War Fasching 1988 anders als heute? Was war anders?

Kohl: Die Begeisterung, mit der jeder einzelne beim Fasching und der Prunksitzung dabei ist, und die unvergesslichen Momente in der Narrengemeinschaft bei und nach einem gelungenen Abend sind das gleiche geblieben. Anders ist auf jeden Fall der Aufwand für Ton- und Lichttechnik. Wir hatten Glück, dass wir mit Werner Steger in den ersten Jahren einen versierten Spezialisten im Verein hatten, der die Technik mit einem eigenen Mischpult im Griff hatte. Durch den Einsatz von Headsets, Funkmikros sowie einer digitalen Ton- und Lichtanlage benötigen wir jetzt professionelle Unterstützung. Bei Ernst Sieber sind wir da sehr gut aufgehoben.

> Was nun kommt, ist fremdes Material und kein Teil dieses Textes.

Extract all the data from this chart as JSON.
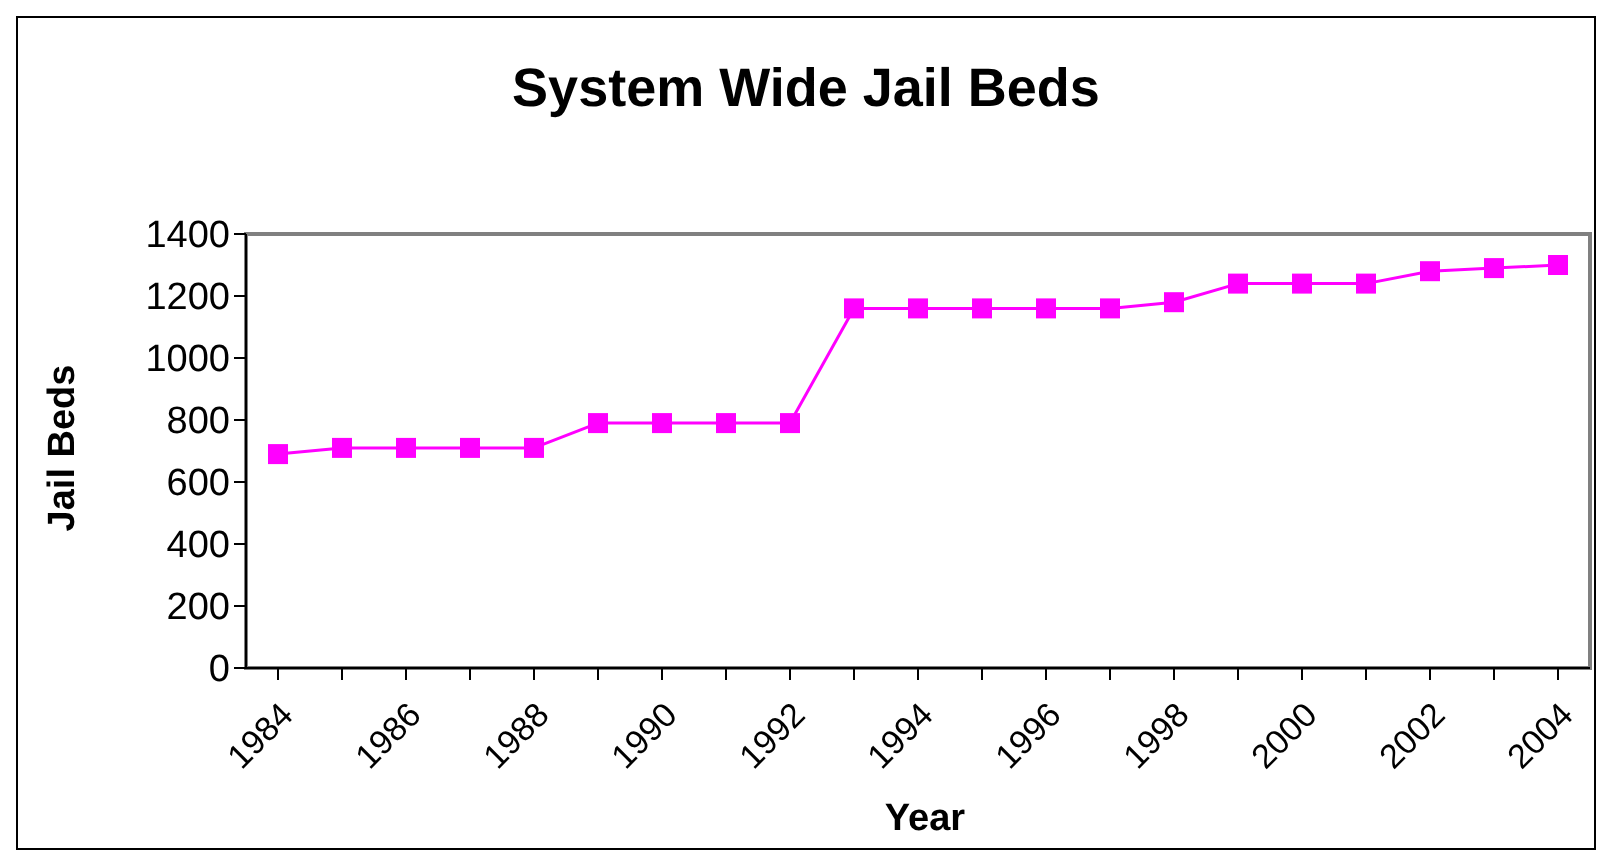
{
  "chart_data": {
    "type": "line",
    "title": "System Wide Jail Beds",
    "xlabel": "Year",
    "ylabel": "Jail Beds",
    "categories": [
      "1984",
      null,
      "1986",
      null,
      "1988",
      null,
      "1990",
      null,
      "1992",
      null,
      "1994",
      null,
      "1996",
      null,
      "1998",
      null,
      "2000",
      null,
      "2002",
      null,
      "2004"
    ],
    "series": [
      {
        "color": "#ff00ff",
        "values": [
          690,
          710,
          710,
          710,
          710,
          790,
          790,
          790,
          790,
          1160,
          1160,
          1160,
          1160,
          1160,
          1180,
          1240,
          1240,
          1240,
          1280,
          1290,
          1300
        ]
      }
    ],
    "ylim": [
      0,
      1400
    ],
    "yticks": [
      0,
      200,
      400,
      600,
      800,
      1000,
      1200,
      1400
    ],
    "grid": false,
    "legend": false,
    "marker": "square",
    "line_style": "solid"
  }
}
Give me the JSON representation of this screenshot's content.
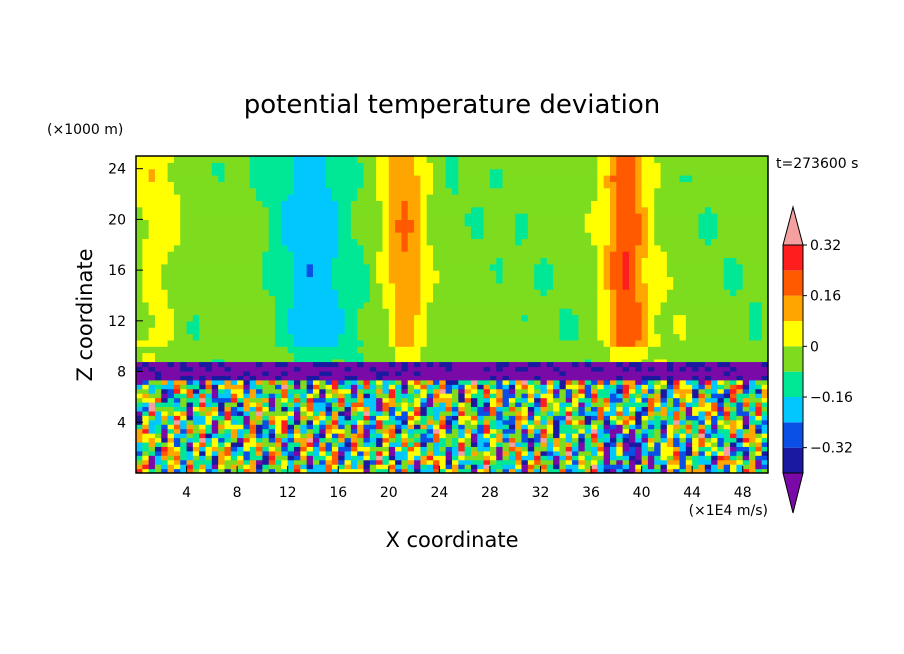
{
  "chart_data": {
    "type": "heatmap",
    "title": "potential temperature deviation",
    "xlabel": "X coordinate",
    "ylabel": "Z coordinate",
    "x_unit_label": "(×1E4 m/s)",
    "y_unit_label": "(×1000 m)",
    "time_label": "t=273600 s",
    "xlim": [
      0,
      50
    ],
    "ylim": [
      0,
      25
    ],
    "x_ticks": [
      4,
      8,
      12,
      16,
      20,
      24,
      28,
      32,
      36,
      40,
      44,
      48
    ],
    "x_tick_labels": [
      "4",
      "8",
      "12",
      "16",
      "20",
      "24",
      "28",
      "32",
      "36",
      "40",
      "44",
      "48"
    ],
    "y_ticks": [
      4,
      8,
      12,
      16,
      20,
      24
    ],
    "y_tick_labels": [
      "4",
      "8",
      "12",
      "16",
      "20",
      "24"
    ],
    "colorbar": {
      "levels": [
        -0.4,
        -0.32,
        -0.24,
        -0.16,
        -0.08,
        0,
        0.08,
        0.16,
        0.24,
        0.32,
        0.4
      ],
      "tick_values": [
        -0.32,
        -0.16,
        0,
        0.16,
        0.32
      ],
      "tick_labels": [
        "−0.32",
        "−0.16",
        "0",
        "0.16",
        "0.32"
      ],
      "colors": [
        "#7a0aa8",
        "#1a1aa0",
        "#0a50e6",
        "#00c8ff",
        "#00e896",
        "#7ddc1e",
        "#ffff00",
        "#ffa500",
        "#ff5a00",
        "#ff1e1e",
        "#f4a0a0"
      ],
      "extend": "both"
    },
    "upper_layer_features": [
      {
        "x_range": [
          0,
          3
        ],
        "value": 0.12,
        "desc": "yellow band left edge"
      },
      {
        "x_range": [
          11,
          17
        ],
        "value": -0.12,
        "desc": "cyan column"
      },
      {
        "x_range": [
          20,
          22.5
        ],
        "value": 0.22,
        "desc": "orange column"
      },
      {
        "x_range": [
          37.5,
          40
        ],
        "value": 0.3,
        "desc": "red-orange column"
      },
      {
        "x_range": [
          40.5,
          43
        ],
        "value": 0.06,
        "desc": "green-yellow column"
      }
    ],
    "boundary_layer_top": 8.5
  }
}
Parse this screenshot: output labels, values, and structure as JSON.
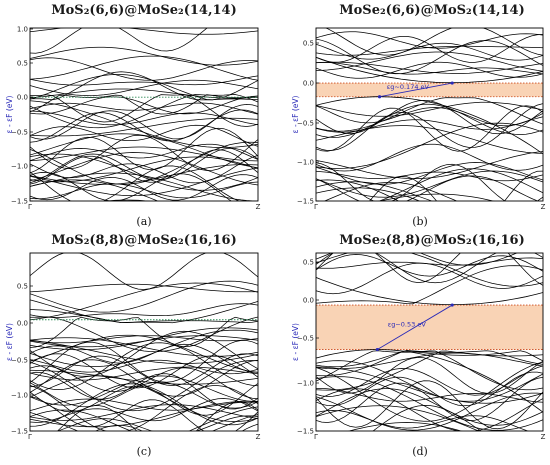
{
  "colors": {
    "band_line": "#000000",
    "fermi": "#2e8b57",
    "gap_fill": "#f9d3b5",
    "gap_edge": "#cc4a1c",
    "arrow": "#2a2ab8"
  },
  "panels": [
    {
      "title": "MoS₂(6,6)@MoSe₂(14,14)",
      "sublabel": "(a)",
      "ylabel": "ε - εF (eV)",
      "yticks": [
        "1.0",
        "0.5",
        "0.0",
        "−0.5",
        "−1.0",
        "−1.5"
      ],
      "xticks": [
        "Γ",
        "Z"
      ],
      "gap_label": ""
    },
    {
      "title": "MoSe₂(6,6)@MoS₂(14,14)",
      "sublabel": "(b)",
      "ylabel": "ε - εF (eV)",
      "yticks": [
        "0.5",
        "0.0",
        "−0.5",
        "−1.0",
        "−1.5"
      ],
      "xticks": [
        "Γ",
        "Z"
      ],
      "gap_label": "εg~0.174 eV"
    },
    {
      "title": "MoS₂(8,8)@MoSe₂(16,16)",
      "sublabel": "(c)",
      "ylabel": "ε - εF (eV)",
      "yticks": [
        "0.5",
        "0.0",
        "−0.5",
        "−1.0",
        "−1.5"
      ],
      "xticks": [
        "Γ",
        "Z"
      ],
      "gap_label": ""
    },
    {
      "title": "MoSe₂(8,8)@MoS₂(16,16)",
      "sublabel": "(d)",
      "ylabel": "ε - εF (eV)",
      "yticks": [
        "0.5",
        "0.0",
        "−0.5",
        "−1.0",
        "−1.5"
      ],
      "xticks": [
        "Γ",
        "Z"
      ],
      "gap_label": "εg~0.53 eV"
    }
  ],
  "chart_data": [
    {
      "type": "line",
      "title": "MoS₂(6,6)@MoSe₂(14,14)",
      "xlabel": "",
      "ylabel": "ε - εF (eV)",
      "ylim": [
        -1.5,
        1.0
      ],
      "x_ticks": [
        "Γ",
        "Z"
      ],
      "fermi_level": 0.0,
      "band_gap_eV": 0,
      "metallic": true,
      "band_count_above": 10,
      "band_count_below": 32
    },
    {
      "type": "line",
      "title": "MoSe₂(6,6)@MoS₂(14,14)",
      "xlabel": "",
      "ylabel": "ε - εF (eV)",
      "ylim": [
        -1.5,
        0.7
      ],
      "x_ticks": [
        "Γ",
        "Z"
      ],
      "fermi_level": 0.0,
      "band_gap_eV": 0.174,
      "gap_region": [
        -0.174,
        0.0
      ],
      "cbm": {
        "x": 0.6,
        "y": 0.0
      },
      "vbm": {
        "x": 0.28,
        "y": -0.174
      },
      "band_count_above": 10,
      "band_count_below": 24
    },
    {
      "type": "line",
      "title": "MoS₂(8,8)@MoSe₂(16,16)",
      "xlabel": "",
      "ylabel": "ε - εF (eV)",
      "ylim": [
        -1.5,
        0.9
      ],
      "x_ticks": [
        "Γ",
        "Z"
      ],
      "fermi_level": 0.0,
      "band_gap_eV": 0,
      "metallic": true,
      "band_count_above": 7,
      "band_count_below": 38
    },
    {
      "type": "line",
      "title": "MoSe₂(8,8)@MoS₂(16,16)",
      "xlabel": "",
      "ylabel": "ε - εF (eV)",
      "ylim": [
        -1.5,
        0.62
      ],
      "x_ticks": [
        "Γ",
        "Z"
      ],
      "fermi_level": 0.0,
      "band_gap_eV": 0.53,
      "gap_region": [
        -0.53,
        0.0
      ],
      "cbm": {
        "x": 0.6,
        "y": 0.0
      },
      "vbm": {
        "x": 0.27,
        "y": -0.53
      },
      "band_count_above": 8,
      "band_count_below": 22
    }
  ]
}
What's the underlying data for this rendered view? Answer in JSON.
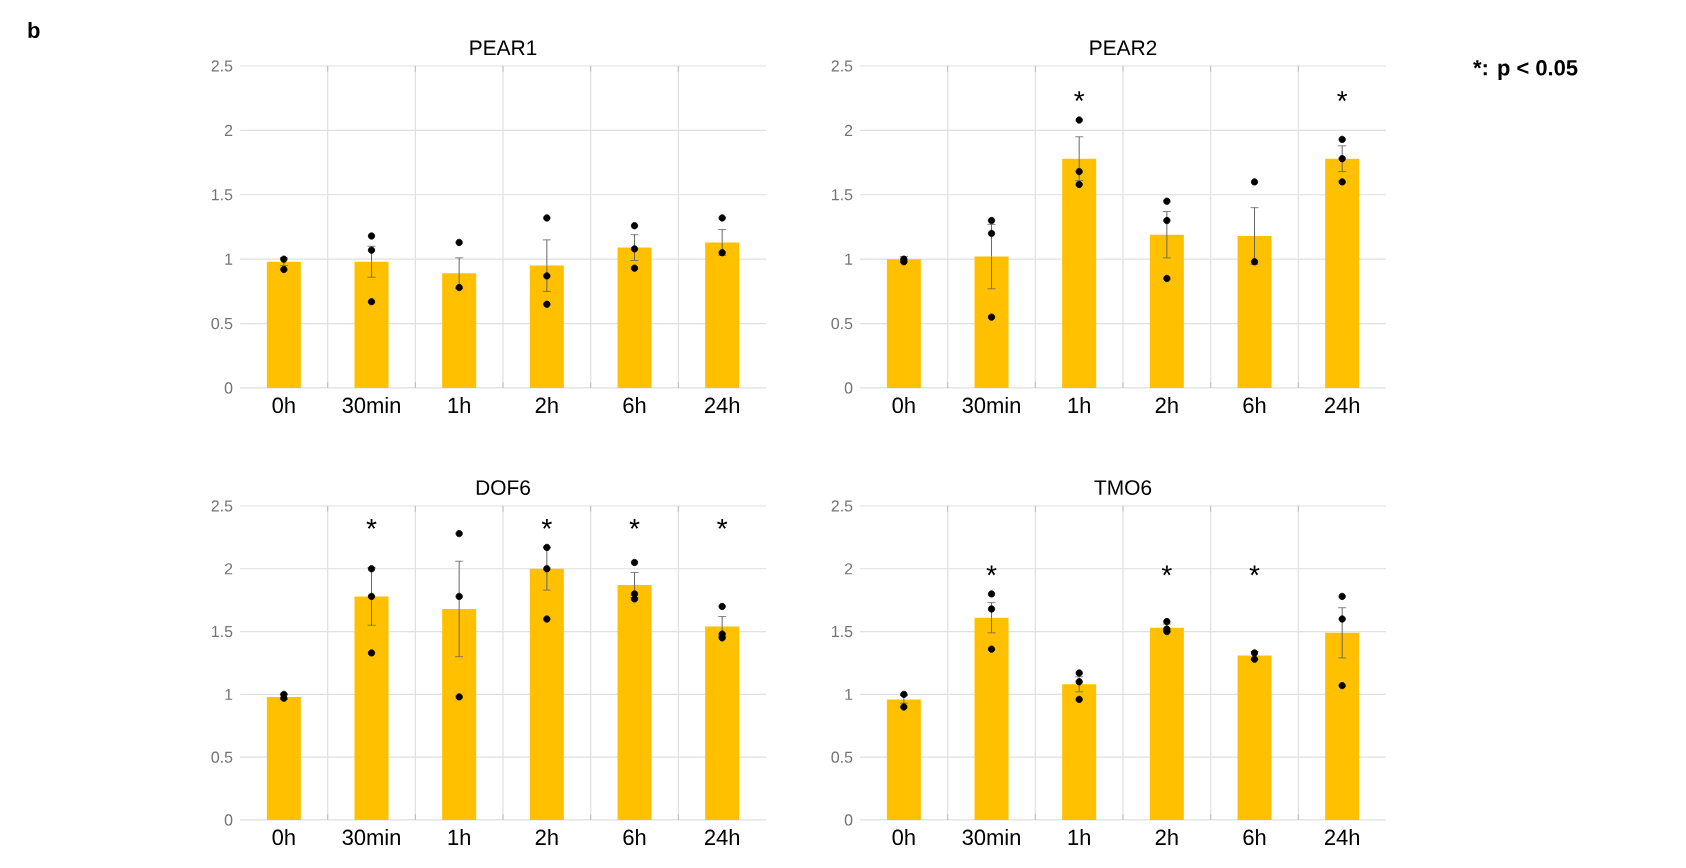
{
  "chart_data": [
    {
      "type": "bar",
      "title": "PEAR1",
      "categories": [
        "0h",
        "30min",
        "1h",
        "2h",
        "6h",
        "24h"
      ],
      "ylim": [
        0,
        2.5
      ],
      "yticks": [
        0,
        0.5,
        1,
        1.5,
        2,
        2.5
      ],
      "grid": true,
      "series": [
        {
          "color": "#ffc000",
          "values": [
            0.98,
            0.98,
            0.89,
            0.95,
            1.09,
            1.13
          ],
          "errors": [
            0.03,
            0.12,
            0.12,
            0.2,
            0.1,
            0.1
          ]
        },
        {
          "type": "scatter",
          "color": "#000000",
          "marker": "circle",
          "x": [
            "0h",
            "0h",
            "30min",
            "30min",
            "30min",
            "1h",
            "1h",
            "2h",
            "2h",
            "2h",
            "6h",
            "6h",
            "6h",
            "24h",
            "24h"
          ],
          "values": [
            1.0,
            0.92,
            1.18,
            1.07,
            0.67,
            1.13,
            0.78,
            1.32,
            0.87,
            0.65,
            1.26,
            1.08,
            0.93,
            1.32,
            1.05
          ]
        }
      ],
      "annotations": [
        "b"
      ]
    },
    {
      "type": "bar",
      "title": "PEAR2",
      "categories": [
        "0h",
        "30min",
        "1h",
        "2h",
        "6h",
        "24h"
      ],
      "ylim": [
        0,
        2.5
      ],
      "yticks": [
        0,
        0.5,
        1,
        1.5,
        2,
        2.5
      ],
      "grid": true,
      "series": [
        {
          "color": "#ffc000",
          "values": [
            1.0,
            1.02,
            1.78,
            1.19,
            1.18,
            1.78
          ],
          "errors": [
            0.02,
            0.25,
            0.17,
            0.18,
            0.22,
            0.1
          ]
        },
        {
          "type": "scatter",
          "color": "#000000",
          "marker": "circle",
          "x": [
            "0h",
            "0h",
            "30min",
            "30min",
            "30min",
            "1h",
            "1h",
            "1h",
            "2h",
            "2h",
            "2h",
            "6h",
            "6h",
            "24h",
            "24h",
            "24h"
          ],
          "values": [
            1.0,
            0.98,
            1.3,
            1.2,
            0.55,
            2.08,
            1.68,
            1.58,
            1.45,
            1.3,
            0.85,
            1.6,
            0.98,
            1.93,
            1.78,
            1.6
          ]
        }
      ],
      "annotations": [
        {
          "text": "*",
          "x": "1h",
          "y": 1.78
        },
        {
          "text": "*",
          "x": "24h",
          "y": 1.78
        },
        "*: p < 0.05"
      ]
    },
    {
      "type": "bar",
      "title": "DOF6",
      "categories": [
        "0h",
        "30min",
        "1h",
        "2h",
        "6h",
        "24h"
      ],
      "ylim": [
        0,
        2.5
      ],
      "yticks": [
        0,
        0.5,
        1,
        1.5,
        2,
        2.5
      ],
      "grid": true,
      "series": [
        {
          "color": "#ffc000",
          "values": [
            0.98,
            1.78,
            1.68,
            2.0,
            1.87,
            1.54
          ],
          "errors": [
            0.02,
            0.23,
            0.38,
            0.17,
            0.1,
            0.08
          ]
        },
        {
          "type": "scatter",
          "color": "#000000",
          "marker": "circle",
          "x": [
            "0h",
            "0h",
            "30min",
            "30min",
            "30min",
            "1h",
            "1h",
            "1h",
            "2h",
            "2h",
            "2h",
            "6h",
            "6h",
            "6h",
            "24h",
            "24h",
            "24h"
          ],
          "values": [
            1.0,
            0.97,
            2.0,
            1.78,
            1.33,
            2.28,
            1.78,
            0.98,
            2.17,
            2.0,
            1.6,
            2.05,
            1.8,
            1.76,
            1.7,
            1.48,
            1.45
          ]
        }
      ],
      "annotations": [
        {
          "text": "*",
          "x": "30min",
          "y": 1.78
        },
        {
          "text": "*",
          "x": "2h",
          "y": 2.0
        },
        {
          "text": "*",
          "x": "6h",
          "y": 1.87
        },
        {
          "text": "*",
          "x": "24h",
          "y": 1.7
        }
      ]
    },
    {
      "type": "bar",
      "title": "TMO6",
      "categories": [
        "0h",
        "30min",
        "1h",
        "2h",
        "6h",
        "24h"
      ],
      "ylim": [
        0,
        2.5
      ],
      "yticks": [
        0,
        0.5,
        1,
        1.5,
        2,
        2.5
      ],
      "grid": true,
      "series": [
        {
          "color": "#ffc000",
          "values": [
            0.96,
            1.61,
            1.08,
            1.53,
            1.31,
            1.49
          ],
          "errors": [
            0.03,
            0.12,
            0.06,
            0.03,
            0.03,
            0.2
          ]
        },
        {
          "type": "scatter",
          "color": "#000000",
          "marker": "circle",
          "x": [
            "0h",
            "0h",
            "30min",
            "30min",
            "30min",
            "1h",
            "1h",
            "1h",
            "2h",
            "2h",
            "2h",
            "6h",
            "6h",
            "24h",
            "24h",
            "24h"
          ],
          "values": [
            1.0,
            0.9,
            1.8,
            1.68,
            1.36,
            1.17,
            1.1,
            0.96,
            1.58,
            1.52,
            1.5,
            1.33,
            1.28,
            1.78,
            1.6,
            1.07
          ]
        }
      ],
      "annotations": [
        {
          "text": "*",
          "x": "30min",
          "y": 1.61
        },
        {
          "text": "*",
          "x": "2h",
          "y": 1.53
        },
        {
          "text": "*",
          "x": "6h",
          "y": 1.31
        }
      ]
    }
  ]
}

Für uns als ASV ist wichtig, dass mittlerweile neben der Aktivengarde auch die Juniorengarde, die "Michelfelder Frösche" und die Tanzmariechen im Verein eingebunden sind. Bei den Trainerinnen, die das super machen, möchte ich mich ausdrücklich bedanken. Ja und dann ist da noch eine Sache, die seit 2001 anders war als 1988. Die letzten 20 Jahre durften wir im Saal des Gasthauses Schenk unsere Prunksitzungen veranstalten. Die erste Prunksitzung im Jahr 1988 fand im Pfarrsaal St. Otto statt. Und dahin werden wir, sobald es die Corona-Pandemie erlaubt, zurückkehren. Wir hoffen sehr, dass es nächstes Jahr im dann sanierten Saal des Sport- und Kulturzentrums St. Otto heißt "Michelfeld – Helau again".